The Sloughi is only conditionally the right dog for seniors. On the one hand, retired people have a lot of free time; but they should also feel fit enough to offer the greyhound a species-appropriate workload. Many will probably not be up to the endurance athlete. Furthermore, a dog usually means a bond of a decade and more.

If small animals live in the new home of the Sloughi, this can sometimes be a problem. One must not leave the former hunter unattended with the animals that could easily be mistaken for prey. If he moves in as a puppy, you can try to socialize the sighthound with a cat. If he accepts the cat into “his” pack, you are lucky.

Greyhound lovers should have great empathy and a gentle disposition. You have to be able to train your four-legged friend calmly, with lots of love and consistently. Because the Sloughi is very sensitive and only out of deepest affection will he obey his owner’s commands. Dog experience is an advantage but not a must. Interested fans of this breed who meet the above criteria can also thoroughly inform themselves about the Sloughi before buying.
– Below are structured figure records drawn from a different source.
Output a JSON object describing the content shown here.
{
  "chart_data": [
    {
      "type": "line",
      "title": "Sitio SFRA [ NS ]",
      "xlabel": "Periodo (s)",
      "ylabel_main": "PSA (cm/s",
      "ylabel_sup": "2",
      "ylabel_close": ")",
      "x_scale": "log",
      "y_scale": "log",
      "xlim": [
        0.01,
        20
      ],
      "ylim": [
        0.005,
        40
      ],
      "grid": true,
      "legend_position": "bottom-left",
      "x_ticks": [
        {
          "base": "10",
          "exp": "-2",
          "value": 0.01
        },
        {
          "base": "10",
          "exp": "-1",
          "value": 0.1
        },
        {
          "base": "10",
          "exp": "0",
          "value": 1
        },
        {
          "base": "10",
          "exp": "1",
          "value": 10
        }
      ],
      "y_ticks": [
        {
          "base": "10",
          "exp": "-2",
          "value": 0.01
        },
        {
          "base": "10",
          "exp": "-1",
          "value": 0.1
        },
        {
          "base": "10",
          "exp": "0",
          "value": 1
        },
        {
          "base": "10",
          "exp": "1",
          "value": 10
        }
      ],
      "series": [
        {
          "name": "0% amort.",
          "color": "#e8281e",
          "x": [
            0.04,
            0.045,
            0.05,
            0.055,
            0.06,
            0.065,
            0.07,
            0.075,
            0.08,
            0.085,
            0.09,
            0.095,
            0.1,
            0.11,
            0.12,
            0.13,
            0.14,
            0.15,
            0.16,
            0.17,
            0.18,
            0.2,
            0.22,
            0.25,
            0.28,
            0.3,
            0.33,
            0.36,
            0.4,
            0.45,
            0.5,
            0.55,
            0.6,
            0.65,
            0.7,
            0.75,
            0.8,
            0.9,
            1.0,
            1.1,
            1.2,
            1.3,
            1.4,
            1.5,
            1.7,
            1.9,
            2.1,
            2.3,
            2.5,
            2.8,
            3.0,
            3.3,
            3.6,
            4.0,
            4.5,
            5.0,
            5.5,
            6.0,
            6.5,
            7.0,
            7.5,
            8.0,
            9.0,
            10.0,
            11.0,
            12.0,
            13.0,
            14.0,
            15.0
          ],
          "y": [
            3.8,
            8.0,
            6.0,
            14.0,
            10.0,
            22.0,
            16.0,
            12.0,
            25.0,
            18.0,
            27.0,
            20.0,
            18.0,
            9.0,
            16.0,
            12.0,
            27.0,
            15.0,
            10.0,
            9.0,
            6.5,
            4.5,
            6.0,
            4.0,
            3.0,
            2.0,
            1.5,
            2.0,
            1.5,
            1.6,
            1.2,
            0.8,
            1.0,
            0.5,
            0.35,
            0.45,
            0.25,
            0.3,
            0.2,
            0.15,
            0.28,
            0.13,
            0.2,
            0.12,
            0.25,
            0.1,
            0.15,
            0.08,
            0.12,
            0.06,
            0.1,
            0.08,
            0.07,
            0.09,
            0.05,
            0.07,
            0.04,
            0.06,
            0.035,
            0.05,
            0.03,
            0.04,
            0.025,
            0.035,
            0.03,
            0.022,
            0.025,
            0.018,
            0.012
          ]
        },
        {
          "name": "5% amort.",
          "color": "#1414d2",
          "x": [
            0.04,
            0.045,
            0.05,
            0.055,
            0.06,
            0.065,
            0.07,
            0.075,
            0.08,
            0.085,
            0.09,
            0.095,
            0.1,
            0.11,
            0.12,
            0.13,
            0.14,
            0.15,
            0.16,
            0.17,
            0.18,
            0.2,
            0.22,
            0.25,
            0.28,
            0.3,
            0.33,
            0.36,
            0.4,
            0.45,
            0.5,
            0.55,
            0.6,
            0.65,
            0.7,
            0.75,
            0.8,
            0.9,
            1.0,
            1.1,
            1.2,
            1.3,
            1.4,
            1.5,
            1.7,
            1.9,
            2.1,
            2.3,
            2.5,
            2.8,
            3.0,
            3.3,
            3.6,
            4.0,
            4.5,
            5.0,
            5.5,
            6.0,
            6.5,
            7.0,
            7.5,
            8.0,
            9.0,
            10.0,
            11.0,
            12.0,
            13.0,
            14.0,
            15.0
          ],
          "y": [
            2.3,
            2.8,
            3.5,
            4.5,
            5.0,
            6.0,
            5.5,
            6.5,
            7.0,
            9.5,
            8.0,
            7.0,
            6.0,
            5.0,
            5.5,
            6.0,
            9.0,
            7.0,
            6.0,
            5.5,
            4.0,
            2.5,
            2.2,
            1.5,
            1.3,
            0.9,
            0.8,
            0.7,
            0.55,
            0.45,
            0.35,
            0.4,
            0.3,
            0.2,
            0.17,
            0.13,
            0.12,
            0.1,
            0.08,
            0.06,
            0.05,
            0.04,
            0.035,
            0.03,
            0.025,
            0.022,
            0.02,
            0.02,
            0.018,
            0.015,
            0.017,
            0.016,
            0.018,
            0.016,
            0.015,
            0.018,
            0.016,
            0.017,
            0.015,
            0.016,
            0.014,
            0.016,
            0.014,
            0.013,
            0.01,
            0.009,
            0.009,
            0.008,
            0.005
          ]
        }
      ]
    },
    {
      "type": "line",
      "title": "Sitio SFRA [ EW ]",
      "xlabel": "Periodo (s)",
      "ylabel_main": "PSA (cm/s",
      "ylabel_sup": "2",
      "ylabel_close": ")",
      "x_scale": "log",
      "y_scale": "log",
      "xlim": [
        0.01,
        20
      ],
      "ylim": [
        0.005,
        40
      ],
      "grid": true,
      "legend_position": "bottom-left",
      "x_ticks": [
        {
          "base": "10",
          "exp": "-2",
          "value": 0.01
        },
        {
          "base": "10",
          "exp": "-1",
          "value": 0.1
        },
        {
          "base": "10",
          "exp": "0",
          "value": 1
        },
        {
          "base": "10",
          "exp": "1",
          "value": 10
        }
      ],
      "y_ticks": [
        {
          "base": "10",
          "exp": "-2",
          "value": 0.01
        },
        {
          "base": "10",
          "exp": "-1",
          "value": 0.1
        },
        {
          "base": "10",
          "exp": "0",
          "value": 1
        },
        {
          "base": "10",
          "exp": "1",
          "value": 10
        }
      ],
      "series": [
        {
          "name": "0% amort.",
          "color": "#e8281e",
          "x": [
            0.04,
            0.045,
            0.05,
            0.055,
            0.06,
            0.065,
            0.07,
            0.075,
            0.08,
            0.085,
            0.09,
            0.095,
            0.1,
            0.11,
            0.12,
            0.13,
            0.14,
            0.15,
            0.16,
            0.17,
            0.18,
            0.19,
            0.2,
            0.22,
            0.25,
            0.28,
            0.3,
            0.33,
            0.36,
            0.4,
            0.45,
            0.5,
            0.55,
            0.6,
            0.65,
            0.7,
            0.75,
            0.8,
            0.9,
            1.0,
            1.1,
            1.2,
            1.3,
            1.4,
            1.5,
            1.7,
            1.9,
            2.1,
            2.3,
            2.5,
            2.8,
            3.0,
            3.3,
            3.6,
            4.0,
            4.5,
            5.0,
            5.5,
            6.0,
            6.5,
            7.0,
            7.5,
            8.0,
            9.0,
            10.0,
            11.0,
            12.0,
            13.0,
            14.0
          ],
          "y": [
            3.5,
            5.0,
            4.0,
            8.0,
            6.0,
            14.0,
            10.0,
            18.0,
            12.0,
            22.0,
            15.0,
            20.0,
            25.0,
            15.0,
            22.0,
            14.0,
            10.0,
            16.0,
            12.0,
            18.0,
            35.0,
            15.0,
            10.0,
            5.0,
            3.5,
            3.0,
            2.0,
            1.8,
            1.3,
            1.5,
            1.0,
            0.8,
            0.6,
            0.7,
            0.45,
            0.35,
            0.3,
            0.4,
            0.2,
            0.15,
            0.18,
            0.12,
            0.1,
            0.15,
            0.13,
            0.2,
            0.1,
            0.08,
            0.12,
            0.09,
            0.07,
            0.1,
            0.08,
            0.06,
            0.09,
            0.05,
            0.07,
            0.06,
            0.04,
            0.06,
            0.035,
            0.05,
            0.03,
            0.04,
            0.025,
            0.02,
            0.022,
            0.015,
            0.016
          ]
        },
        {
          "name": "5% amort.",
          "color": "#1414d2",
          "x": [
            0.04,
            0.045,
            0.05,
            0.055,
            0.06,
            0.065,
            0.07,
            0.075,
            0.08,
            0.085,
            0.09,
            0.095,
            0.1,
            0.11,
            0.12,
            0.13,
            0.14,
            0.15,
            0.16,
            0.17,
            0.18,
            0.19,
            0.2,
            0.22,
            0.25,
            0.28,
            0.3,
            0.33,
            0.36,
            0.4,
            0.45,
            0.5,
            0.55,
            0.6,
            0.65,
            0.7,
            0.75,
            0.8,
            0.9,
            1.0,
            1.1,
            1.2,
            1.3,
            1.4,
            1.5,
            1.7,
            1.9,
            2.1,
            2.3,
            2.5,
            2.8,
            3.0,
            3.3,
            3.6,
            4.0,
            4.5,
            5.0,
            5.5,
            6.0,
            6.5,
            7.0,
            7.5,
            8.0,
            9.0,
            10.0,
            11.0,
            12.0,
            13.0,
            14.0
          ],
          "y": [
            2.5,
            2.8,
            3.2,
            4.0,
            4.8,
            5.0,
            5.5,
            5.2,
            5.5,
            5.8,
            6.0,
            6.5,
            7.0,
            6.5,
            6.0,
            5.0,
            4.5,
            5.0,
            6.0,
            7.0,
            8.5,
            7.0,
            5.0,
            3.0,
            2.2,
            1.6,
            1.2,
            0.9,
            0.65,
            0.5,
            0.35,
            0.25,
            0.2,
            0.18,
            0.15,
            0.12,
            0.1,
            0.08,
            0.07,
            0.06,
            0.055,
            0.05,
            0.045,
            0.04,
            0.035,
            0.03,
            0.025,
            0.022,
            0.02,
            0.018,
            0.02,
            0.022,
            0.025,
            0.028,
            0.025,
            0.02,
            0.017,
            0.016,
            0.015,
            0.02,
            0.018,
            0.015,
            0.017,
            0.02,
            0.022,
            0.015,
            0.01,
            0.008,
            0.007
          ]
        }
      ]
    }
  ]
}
Attending a dog school is not only important for the dog for socialization, but also for the owner. There you can exchange ideas with other dog owners and trainers and many a problem often solves itself.

The Sloughi is a fairly large dog and is therefore not suitable for a small apartment. He feels comfortable in a large house with a garden. Because in his own garden he can run freely in a safe environment and also do his rounds in between.